この2つの方法を比較したときに、消化管から分泌される、インスリン分泌を促進するホルモン「インクレチン」(血糖維持に働くホルモン)の分泌量はどう変化するのか考えてみました。
「ミートファースト」の方がインクレチン分泌量が増え、胃の消化運動を抑制して腹持ちが良くなるためダイエットしやすいという意見があります。しかし、ミートファーストでインクレチン分泌量が増えたのち、最後のお米でインクレチン分泌量が低下することを考えると、「ベジファースト」は肉とお米の順番が近いため、インクレチンの総分泌量はミートファーストと比較するとあまり変わらないか、やや低下する程度と考えます。
野菜を最初にとった方が、食物繊維が糖質・脂質・コレステロールの消化吸収を抑えるため、糖尿病の血糖維持には「1.野菜→2.肉→3.お米」のベジファーストの方が良いでしょう。ダイエットとして血糖という面を重視しないのであれば、「1.肉→2.野菜→3.お米」の方がインクレチンの分泌促進により、胃の消化運動が抑制されて満腹感が早くなるため、自然と最後に食べるお米の量が減り、ダイエットにも良いかもしれません。
しかし、食べ過ぎはNGということが大前提です。
総合的には、バランス良くお米も食べてほしいことを考えると、私は「ベジファースト」を推奨します。

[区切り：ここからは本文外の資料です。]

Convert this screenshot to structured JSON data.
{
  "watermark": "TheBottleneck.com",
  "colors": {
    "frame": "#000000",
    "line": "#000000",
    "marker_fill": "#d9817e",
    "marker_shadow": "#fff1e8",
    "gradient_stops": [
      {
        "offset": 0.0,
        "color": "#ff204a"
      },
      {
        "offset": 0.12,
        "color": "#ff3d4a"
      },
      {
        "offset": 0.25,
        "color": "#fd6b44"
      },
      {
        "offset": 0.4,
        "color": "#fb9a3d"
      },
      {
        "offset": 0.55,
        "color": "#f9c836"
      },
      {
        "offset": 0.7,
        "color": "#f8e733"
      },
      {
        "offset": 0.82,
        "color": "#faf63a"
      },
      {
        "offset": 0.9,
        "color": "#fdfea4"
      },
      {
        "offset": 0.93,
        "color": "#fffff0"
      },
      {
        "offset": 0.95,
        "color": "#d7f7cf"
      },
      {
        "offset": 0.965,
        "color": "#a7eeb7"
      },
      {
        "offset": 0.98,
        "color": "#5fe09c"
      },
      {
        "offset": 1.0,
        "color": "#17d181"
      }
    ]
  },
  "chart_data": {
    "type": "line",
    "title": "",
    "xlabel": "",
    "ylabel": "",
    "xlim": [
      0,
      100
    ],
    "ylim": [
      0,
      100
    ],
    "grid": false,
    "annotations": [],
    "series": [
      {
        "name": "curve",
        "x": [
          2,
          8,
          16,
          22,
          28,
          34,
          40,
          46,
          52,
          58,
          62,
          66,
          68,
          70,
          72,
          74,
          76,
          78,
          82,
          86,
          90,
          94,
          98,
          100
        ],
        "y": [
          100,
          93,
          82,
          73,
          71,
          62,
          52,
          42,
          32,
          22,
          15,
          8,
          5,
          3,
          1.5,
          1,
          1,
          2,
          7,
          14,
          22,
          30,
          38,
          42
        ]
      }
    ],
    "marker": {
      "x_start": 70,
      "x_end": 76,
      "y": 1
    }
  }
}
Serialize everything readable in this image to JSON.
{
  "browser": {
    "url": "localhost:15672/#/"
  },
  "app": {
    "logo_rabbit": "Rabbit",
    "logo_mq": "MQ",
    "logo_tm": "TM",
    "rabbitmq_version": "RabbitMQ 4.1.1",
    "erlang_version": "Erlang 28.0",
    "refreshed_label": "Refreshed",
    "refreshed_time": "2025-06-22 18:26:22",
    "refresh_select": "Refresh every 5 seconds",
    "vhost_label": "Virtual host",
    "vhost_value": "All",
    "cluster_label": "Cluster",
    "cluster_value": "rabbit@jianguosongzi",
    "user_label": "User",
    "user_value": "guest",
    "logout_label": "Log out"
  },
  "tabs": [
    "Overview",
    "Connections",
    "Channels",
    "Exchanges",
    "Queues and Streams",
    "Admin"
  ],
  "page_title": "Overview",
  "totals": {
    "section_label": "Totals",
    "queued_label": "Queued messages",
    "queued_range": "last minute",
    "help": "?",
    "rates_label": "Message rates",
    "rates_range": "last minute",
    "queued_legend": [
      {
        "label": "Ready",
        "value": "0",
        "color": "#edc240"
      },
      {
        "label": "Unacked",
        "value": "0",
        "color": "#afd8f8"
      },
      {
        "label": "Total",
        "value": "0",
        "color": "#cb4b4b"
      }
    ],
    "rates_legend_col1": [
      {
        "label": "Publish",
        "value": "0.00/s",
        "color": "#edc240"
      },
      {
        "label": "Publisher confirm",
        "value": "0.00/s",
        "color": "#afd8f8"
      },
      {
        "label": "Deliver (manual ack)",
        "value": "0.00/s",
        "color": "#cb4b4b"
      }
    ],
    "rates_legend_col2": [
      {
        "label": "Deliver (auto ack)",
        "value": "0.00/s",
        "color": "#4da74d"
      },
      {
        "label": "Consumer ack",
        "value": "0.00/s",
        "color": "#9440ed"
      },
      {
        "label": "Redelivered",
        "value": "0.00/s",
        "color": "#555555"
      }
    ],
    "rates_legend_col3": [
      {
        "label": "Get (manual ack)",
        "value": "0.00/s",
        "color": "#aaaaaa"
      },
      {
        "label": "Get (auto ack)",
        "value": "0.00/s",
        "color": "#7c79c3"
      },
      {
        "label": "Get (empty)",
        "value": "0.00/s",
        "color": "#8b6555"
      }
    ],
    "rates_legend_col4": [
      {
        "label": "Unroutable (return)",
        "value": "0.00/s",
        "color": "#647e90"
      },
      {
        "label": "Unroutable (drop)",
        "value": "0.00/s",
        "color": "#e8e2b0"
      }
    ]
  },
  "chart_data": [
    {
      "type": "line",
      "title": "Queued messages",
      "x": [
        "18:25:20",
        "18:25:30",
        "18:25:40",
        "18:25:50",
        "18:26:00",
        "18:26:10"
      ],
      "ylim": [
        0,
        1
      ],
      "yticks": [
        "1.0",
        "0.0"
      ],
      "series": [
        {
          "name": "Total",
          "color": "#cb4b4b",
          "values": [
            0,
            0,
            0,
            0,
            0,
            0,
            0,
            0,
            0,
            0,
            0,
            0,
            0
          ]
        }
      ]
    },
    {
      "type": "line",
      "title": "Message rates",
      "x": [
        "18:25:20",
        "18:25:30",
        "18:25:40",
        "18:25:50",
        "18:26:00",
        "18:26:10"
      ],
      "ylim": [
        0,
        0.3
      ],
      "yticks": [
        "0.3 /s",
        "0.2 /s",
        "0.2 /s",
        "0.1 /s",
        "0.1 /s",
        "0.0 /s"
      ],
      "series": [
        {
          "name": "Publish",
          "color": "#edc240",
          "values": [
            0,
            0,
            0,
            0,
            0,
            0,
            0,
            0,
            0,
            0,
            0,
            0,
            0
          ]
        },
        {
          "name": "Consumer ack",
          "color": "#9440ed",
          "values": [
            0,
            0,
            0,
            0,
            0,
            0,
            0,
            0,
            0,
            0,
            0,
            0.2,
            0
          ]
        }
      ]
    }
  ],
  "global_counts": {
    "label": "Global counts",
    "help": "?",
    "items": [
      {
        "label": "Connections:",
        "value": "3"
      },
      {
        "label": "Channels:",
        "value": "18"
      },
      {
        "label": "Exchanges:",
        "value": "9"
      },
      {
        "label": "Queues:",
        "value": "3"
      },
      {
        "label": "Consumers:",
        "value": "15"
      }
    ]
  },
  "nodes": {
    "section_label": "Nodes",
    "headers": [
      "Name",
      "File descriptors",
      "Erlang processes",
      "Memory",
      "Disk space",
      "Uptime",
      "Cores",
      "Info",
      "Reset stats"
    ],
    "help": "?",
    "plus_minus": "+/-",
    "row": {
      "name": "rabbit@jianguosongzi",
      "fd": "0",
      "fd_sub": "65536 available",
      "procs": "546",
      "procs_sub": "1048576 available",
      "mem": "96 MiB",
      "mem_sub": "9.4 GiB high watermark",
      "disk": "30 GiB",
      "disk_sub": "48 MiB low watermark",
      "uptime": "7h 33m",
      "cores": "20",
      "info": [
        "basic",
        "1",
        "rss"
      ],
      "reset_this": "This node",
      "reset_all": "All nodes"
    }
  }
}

インクレチン分泌に関して補足すると、このたび当院にて導入した「GLP-1」はインクレチンの一つで、インスリンの分泌促進に加え、食欲を抑制する作用があることで、ダイエットの治療薬としても注目されています。
効率的にダイエットするためには、こういった体の仕組みも把握しておくことも大切です。
では。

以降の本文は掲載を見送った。